I am looking for a regular surface such that a point on the surface, the parametrization of local coordinates is differentiable with exactly continuous inverse. For $f:\mathbb{R} \to \mathbb{R}, f(x)=x^3$ is a differentiable function with exactly continuous inverse, $f^{-1}:\mathbb{R} \to \mathbb{R}, f^{-1}(y)=y^{1/3}$. I am looking for something like this for surfaces.

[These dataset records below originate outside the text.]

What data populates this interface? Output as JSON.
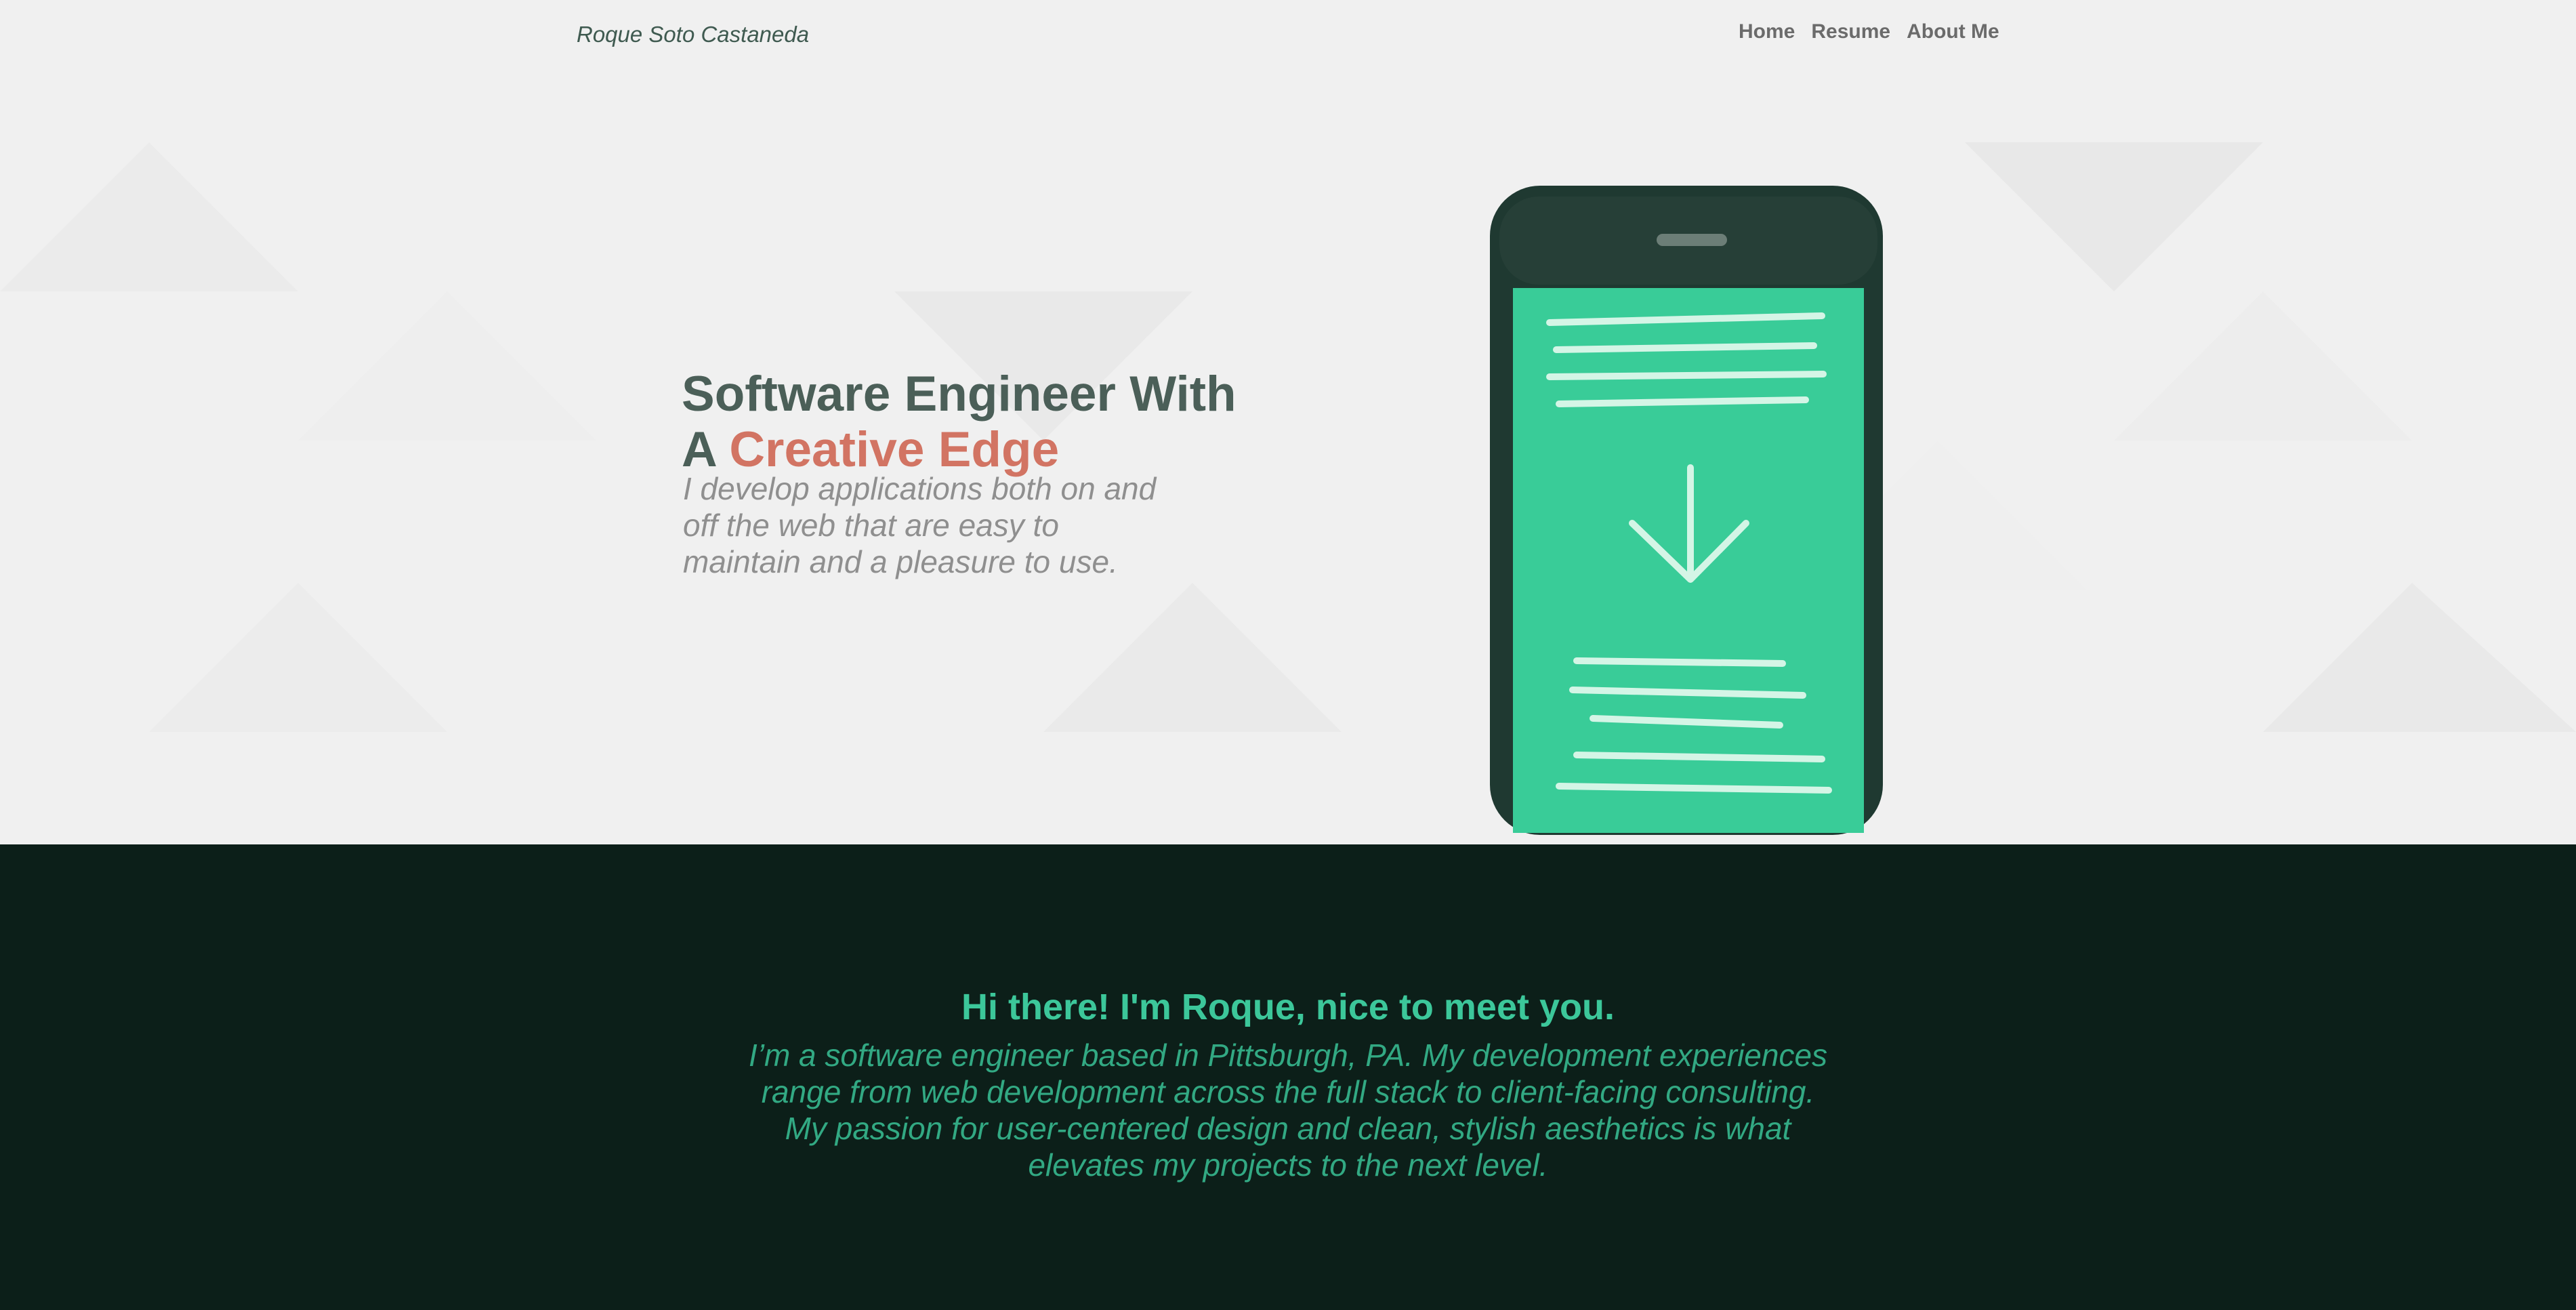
{
  "header": {
    "brand": "Roque Soto Castaneda",
    "nav": [
      {
        "label": "Home"
      },
      {
        "label": "Resume"
      },
      {
        "label": "About Me"
      }
    ]
  },
  "hero": {
    "headline_line1": "Software Engineer With",
    "headline_line2_prefix": "A",
    "headline_line2_accent": "Creative Edge",
    "tagline": "I develop applications both on and off the web that are easy to maintain and a pleasure to use.",
    "illustration_icon": "phone-download-icon"
  },
  "about": {
    "heading": "Hi there! I'm Roque, nice to meet you.",
    "body": "I’m a software engineer based in Pittsburgh, PA. My development experiences range from web development across the full stack to client-facing consulting. My passion for user-centered design and clean, stylish aesthetics is what elevates my projects to the next level."
  },
  "colors": {
    "hero_background": "#f0f0f0",
    "heading_text": "#4b5f58",
    "accent": "#d27463",
    "phone_screen": "#39cc98",
    "dark_section": "#0c1f19",
    "green_text": "#3cc79a"
  }
}
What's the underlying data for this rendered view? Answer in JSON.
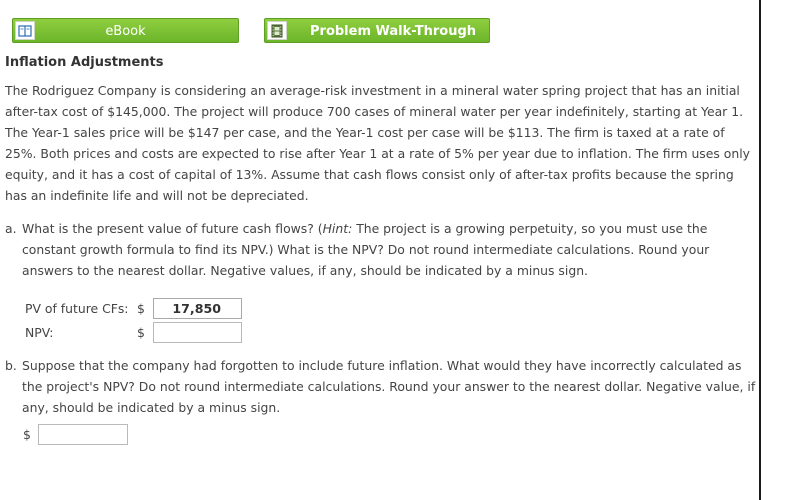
{
  "buttons": {
    "ebook_label": "eBook",
    "walkthrough_label": "Problem Walk-Through"
  },
  "title": "Inflation Adjustments",
  "problem_text": "The Rodriguez Company is considering an average-risk investment in a mineral water spring project that has an initial after-tax cost of $145,000. The project will produce 700 cases of mineral water per year indefinitely, starting at Year 1. The Year-1 sales price will be $147 per case, and the Year-1 cost per case will be $113. The firm is taxed at a rate of 25%. Both prices and costs are expected to rise after Year 1 at a rate of 5% per year due to inflation. The firm uses only equity, and it has a cost of capital of 13%. Assume that cash flows consist only of after-tax profits because the spring has an indefinite life and will not be depreciated.",
  "part_a": {
    "label": "a.",
    "text_before_hint": "What is the present value of future cash flows? (",
    "hint": "Hint:",
    "text_after_hint": " The project is a growing perpetuity, so you must use the constant growth formula to find its NPV.) What is the NPV? Do not round intermediate calculations. Round your answers to the nearest dollar. Negative values, if any, should be indicated by a minus sign.",
    "pv_label": "PV of future CFs:",
    "npv_label": "NPV:",
    "currency": "$",
    "pv_value": "17,850",
    "npv_value": ""
  },
  "part_b": {
    "label": "b.",
    "text": "Suppose that the company had forgotten to include future inflation. What would they have incorrectly calculated as the project's NPV? Do not round intermediate calculations. Round your answer to the nearest dollar. Negative value, if any, should be indicated by a minus sign.",
    "currency": "$",
    "value": ""
  }
}
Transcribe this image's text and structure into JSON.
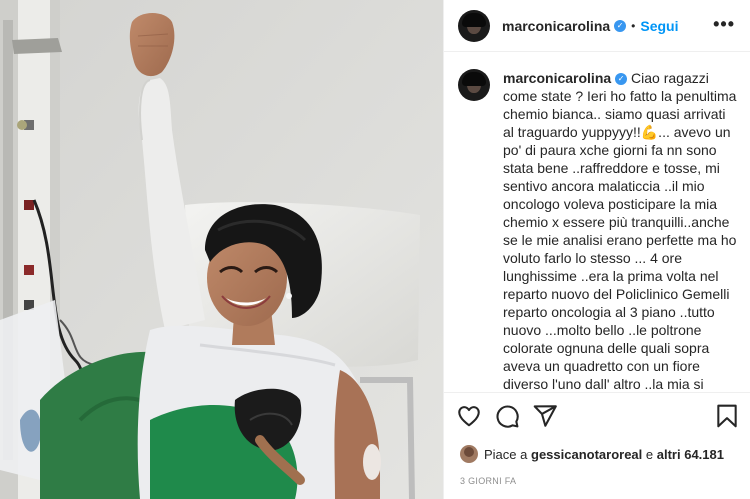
{
  "post": {
    "username": "marconicarolina",
    "follow_label": "Segui",
    "separator": "•",
    "more_label": "•••",
    "verified_mark": "✓"
  },
  "caption": {
    "username": "marconicarolina",
    "text": " Ciao ragazzi come state ? Ieri ho fatto la penultima chemio bianca.. siamo quasi arrivati al traguardo yuppyyy!!💪... avevo un po' di paura xche giorni fa nn sono stata bene ..raffreddore e tosse, mi sentivo ancora malaticcia ..il mio oncologo voleva posticipare la mia chemio x essere più tranquilli..anche se le mie analisi erano perfette ma ho voluto farlo lo stesso ... 4 ore lunghissime ..era la prima volta nel reparto nuovo del Policlinico Gemelli reparto oncologia al 3 piano ..tutto nuovo ...molto bello ..le poltrone colorate ognuna delle quali sopra aveva un quadretto con un fiore diverso l'uno dall' altro ..la mia si chiamava Calla color panna..mi sono portata il mio inseparabile libro di Musso ma nn sono riuscita a concentrarmi ..ero troppo"
  },
  "likes": {
    "prefix": "Piace a",
    "liker": "gessicanotaroreal",
    "conjunction": "e",
    "others": "altri 64.181"
  },
  "time_ago": "3 GIORNI FA",
  "icons": {
    "like": "heart-icon",
    "comment": "comment-icon",
    "share": "share-icon",
    "save": "bookmark-icon"
  },
  "colors": {
    "accent": "#0095f6",
    "verified": "#3897f0",
    "text": "#262626",
    "muted": "#8e8e8e"
  }
}
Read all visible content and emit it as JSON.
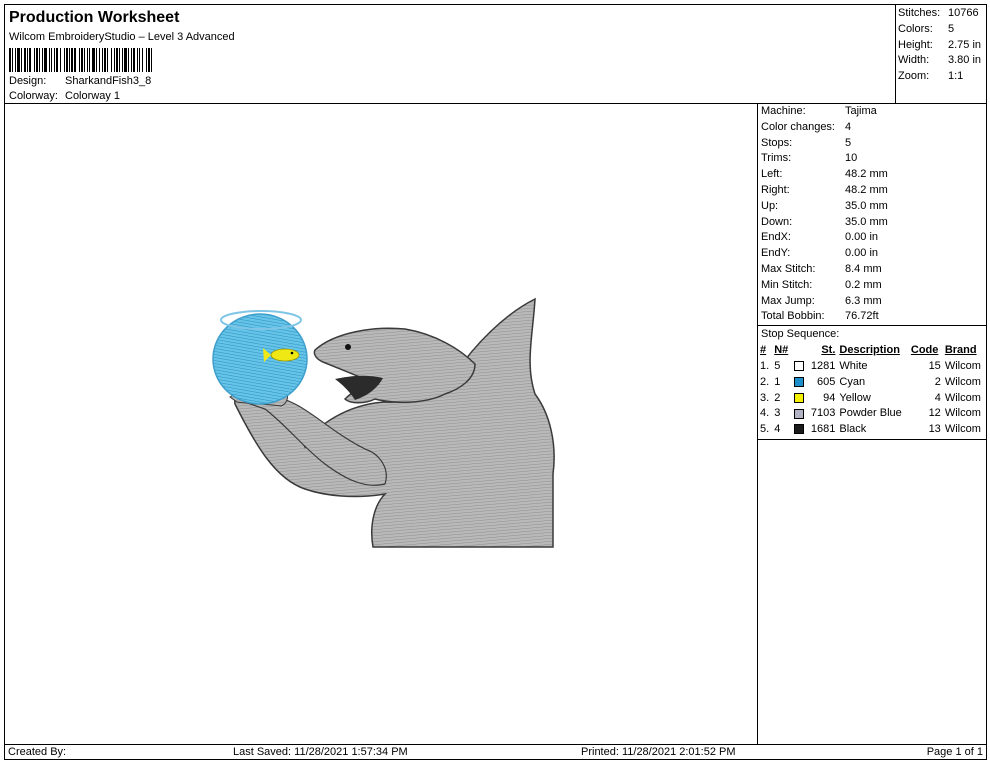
{
  "header": {
    "title": "Production Worksheet",
    "subtitle": "Wilcom EmbroideryStudio – Level 3 Advanced",
    "design_label": "Design:",
    "design_value": "SharkandFish3_8",
    "colorway_label": "Colorway:",
    "colorway_value": "Colorway 1"
  },
  "stats": [
    {
      "label": "Stitches:",
      "value": "10766"
    },
    {
      "label": "Colors:",
      "value": "5"
    },
    {
      "label": "Height:",
      "value": "2.75 in"
    },
    {
      "label": "Width:",
      "value": "3.80 in"
    },
    {
      "label": "Zoom:",
      "value": "1:1"
    }
  ],
  "machine_info": [
    {
      "label": "Machine:",
      "value": "Tajima"
    },
    {
      "label": "Color changes:",
      "value": "4"
    },
    {
      "label": "Stops:",
      "value": "5"
    },
    {
      "label": "Trims:",
      "value": "10"
    },
    {
      "label": "Left:",
      "value": "48.2 mm"
    },
    {
      "label": "Right:",
      "value": "48.2 mm"
    },
    {
      "label": "Up:",
      "value": "35.0 mm"
    },
    {
      "label": "Down:",
      "value": "35.0 mm"
    },
    {
      "label": "EndX:",
      "value": "0.00 in"
    },
    {
      "label": "EndY:",
      "value": "0.00 in"
    },
    {
      "label": "Max Stitch:",
      "value": "8.4 mm"
    },
    {
      "label": "Min Stitch:",
      "value": "0.2 mm"
    },
    {
      "label": "Max Jump:",
      "value": "6.3 mm"
    },
    {
      "label": "Total Bobbin:",
      "value": "76.72ft"
    }
  ],
  "stop_sequence": {
    "title": "Stop Sequence:",
    "headers": {
      "num": "#",
      "n": "N#",
      "st": "St.",
      "description": "Description",
      "code": "Code",
      "brand": "Brand"
    },
    "rows": [
      {
        "num": "1.",
        "n": "5",
        "color": "#ffffff",
        "st": "1281",
        "description": "White",
        "code": "15",
        "brand": "Wilcom"
      },
      {
        "num": "2.",
        "n": "1",
        "color": "#1a8fc9",
        "st": "605",
        "description": "Cyan",
        "code": "2",
        "brand": "Wilcom"
      },
      {
        "num": "3.",
        "n": "2",
        "color": "#f5f000",
        "st": "94",
        "description": "Yellow",
        "code": "4",
        "brand": "Wilcom"
      },
      {
        "num": "4.",
        "n": "3",
        "color": "#b3b3c6",
        "st": "7103",
        "description": "Powder Blue",
        "code": "12",
        "brand": "Wilcom"
      },
      {
        "num": "5.",
        "n": "4",
        "color": "#1a1a1a",
        "st": "1681",
        "description": "Black",
        "code": "13",
        "brand": "Wilcom"
      }
    ]
  },
  "footer": {
    "created_by": "Created By:",
    "last_saved": "Last Saved: 11/28/2021 1:57:34 PM",
    "printed": "Printed: 11/28/2021 2:01:52 PM",
    "page": "Page 1 of 1"
  }
}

I am using Do Carmo's definition of a regular surface, from Differential Geometry on Curves and Surfaces:
DEFINITION $1$. A subset $S \in \mathbb{R}^3$ is a regular surface if, for each $p \in S$, there exists a neighborhood $V$ in $\mathbb{R}^3$ and a map $x: U \to V \cap S$ of an open set $U \in R^2$ onto $V \cap S \in \mathbb{R}^3$ such that
- $\bf{x}$ is differentiable. This means that if we write $\textbf{x}(u, v) = (x(u,v), ~y(u,v), ~z(u,v)), ~(u,v) ∈ U,$ the functions $x(u,v),y(u,v),z(u,v)$ have continuous partial derivatives of all orders in $U$.
- $\bf{x}$ is a homeomorphism. Since $\bf{x}$ is continuous by condition 1, this means that $\bf{x}$ has an inverse $\textbf{x}^{−1} : V \cap S \to U$ which is continuous.
- (The regularity condition.) For each q ∈ U, the differential $d\textbf{x}_q: \mathbb{R}^2 → \mathbb{R}^3$ is one-to-one.